Key extensions and research directions include:

7. Relationship to Broader Time Series and Operator Learning Paradigms

Fourier-enhanced RNNs form part of a larger trend in sequence modeling, leveraging operator-theoretic and frequency-domain priors to overcome fundamental shortcomings of classic recurrence-based models. Unlike vanilla RNNs, which are limited by memory capacity and gradient flow through deep time, or Markovian operator networks (such as FNO), which lack persistent memory, these hybrids achieve a balance of global convolutional expressivity, multi-scale periodicity, and effective long-term recursion (Gopakumar et al., 2023, Zhang et al., 2018).

This synthesis yields architectures that are more robust to noise, more parameter efficient, and capable of learning rich structure from modest data—characteristics which have motivated adoption in power systems, physics-informed learning, and compressive time series modeling.


In summary, Fourier-Enhanced Recurrent Neural Networks explicitly incorporate frequency-domain knowledge to improve trend and seasonality modeling, robustness, and training dynamics in sequential modeling tasks.
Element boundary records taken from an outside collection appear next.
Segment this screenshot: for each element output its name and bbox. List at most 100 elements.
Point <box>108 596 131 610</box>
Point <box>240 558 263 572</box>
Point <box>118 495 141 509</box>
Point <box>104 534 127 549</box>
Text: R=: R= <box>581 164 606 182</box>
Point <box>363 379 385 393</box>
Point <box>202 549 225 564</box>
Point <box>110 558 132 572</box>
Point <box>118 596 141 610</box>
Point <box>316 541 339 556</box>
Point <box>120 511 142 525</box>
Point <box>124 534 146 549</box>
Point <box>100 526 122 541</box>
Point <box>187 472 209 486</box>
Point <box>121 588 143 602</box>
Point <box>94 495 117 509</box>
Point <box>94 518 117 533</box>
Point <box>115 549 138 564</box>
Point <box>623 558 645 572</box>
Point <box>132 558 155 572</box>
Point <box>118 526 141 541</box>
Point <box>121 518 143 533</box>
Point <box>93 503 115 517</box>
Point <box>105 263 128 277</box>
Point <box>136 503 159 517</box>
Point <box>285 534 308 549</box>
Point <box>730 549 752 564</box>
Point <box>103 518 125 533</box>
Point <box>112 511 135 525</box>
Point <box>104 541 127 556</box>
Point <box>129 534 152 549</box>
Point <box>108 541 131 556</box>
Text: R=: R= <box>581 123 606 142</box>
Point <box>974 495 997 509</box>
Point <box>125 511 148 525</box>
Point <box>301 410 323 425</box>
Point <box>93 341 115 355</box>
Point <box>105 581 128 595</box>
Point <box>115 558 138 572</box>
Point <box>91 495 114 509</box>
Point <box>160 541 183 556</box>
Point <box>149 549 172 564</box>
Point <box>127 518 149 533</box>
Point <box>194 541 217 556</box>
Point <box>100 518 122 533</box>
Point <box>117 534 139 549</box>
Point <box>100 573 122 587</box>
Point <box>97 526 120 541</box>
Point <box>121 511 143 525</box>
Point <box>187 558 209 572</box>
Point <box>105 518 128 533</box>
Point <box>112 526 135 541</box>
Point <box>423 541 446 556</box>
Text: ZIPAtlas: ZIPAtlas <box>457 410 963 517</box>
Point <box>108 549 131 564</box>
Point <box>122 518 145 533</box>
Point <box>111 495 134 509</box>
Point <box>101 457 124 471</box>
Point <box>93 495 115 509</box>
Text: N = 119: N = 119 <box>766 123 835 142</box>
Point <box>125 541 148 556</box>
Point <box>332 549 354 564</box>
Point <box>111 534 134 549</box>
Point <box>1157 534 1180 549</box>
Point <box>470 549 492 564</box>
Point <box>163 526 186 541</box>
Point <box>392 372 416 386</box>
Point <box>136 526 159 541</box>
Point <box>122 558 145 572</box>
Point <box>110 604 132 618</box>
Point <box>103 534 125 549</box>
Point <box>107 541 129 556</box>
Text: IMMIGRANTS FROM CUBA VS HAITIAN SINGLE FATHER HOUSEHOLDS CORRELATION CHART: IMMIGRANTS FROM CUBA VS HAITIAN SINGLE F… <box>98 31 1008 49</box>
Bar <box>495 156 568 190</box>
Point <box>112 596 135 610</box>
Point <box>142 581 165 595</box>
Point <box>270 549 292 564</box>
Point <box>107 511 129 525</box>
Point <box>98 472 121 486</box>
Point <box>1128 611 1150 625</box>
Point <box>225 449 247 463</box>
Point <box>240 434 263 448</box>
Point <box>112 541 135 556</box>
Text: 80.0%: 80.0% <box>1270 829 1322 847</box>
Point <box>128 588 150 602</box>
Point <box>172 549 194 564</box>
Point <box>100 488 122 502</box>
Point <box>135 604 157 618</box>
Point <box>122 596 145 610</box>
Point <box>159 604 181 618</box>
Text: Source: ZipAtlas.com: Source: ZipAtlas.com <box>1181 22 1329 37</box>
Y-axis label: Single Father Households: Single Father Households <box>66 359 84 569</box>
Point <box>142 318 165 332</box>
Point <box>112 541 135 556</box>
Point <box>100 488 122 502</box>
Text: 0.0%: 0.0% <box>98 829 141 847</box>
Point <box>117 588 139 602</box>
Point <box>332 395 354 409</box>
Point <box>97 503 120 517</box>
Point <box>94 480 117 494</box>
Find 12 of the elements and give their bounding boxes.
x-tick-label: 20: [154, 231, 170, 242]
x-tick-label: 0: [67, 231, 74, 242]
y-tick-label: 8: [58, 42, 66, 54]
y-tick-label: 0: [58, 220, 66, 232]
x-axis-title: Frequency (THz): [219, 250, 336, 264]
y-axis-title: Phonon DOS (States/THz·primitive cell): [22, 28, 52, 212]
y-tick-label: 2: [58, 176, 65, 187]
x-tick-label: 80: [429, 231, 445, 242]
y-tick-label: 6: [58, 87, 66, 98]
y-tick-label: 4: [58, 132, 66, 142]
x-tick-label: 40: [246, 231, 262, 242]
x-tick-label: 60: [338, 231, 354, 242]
They have been empirically validated in real-world and synthetic benchmarks across multiple domains, and their core principles continue to inform the design of next-generation models for long-horizon and multi-scale time series analysis (Chen et al., 27 Nov 2025, Gopakumar et al., 2023, Wolter et al., 2018, Basterrech et al., 2022, Han et al., 2021, Zhang et al., 2018).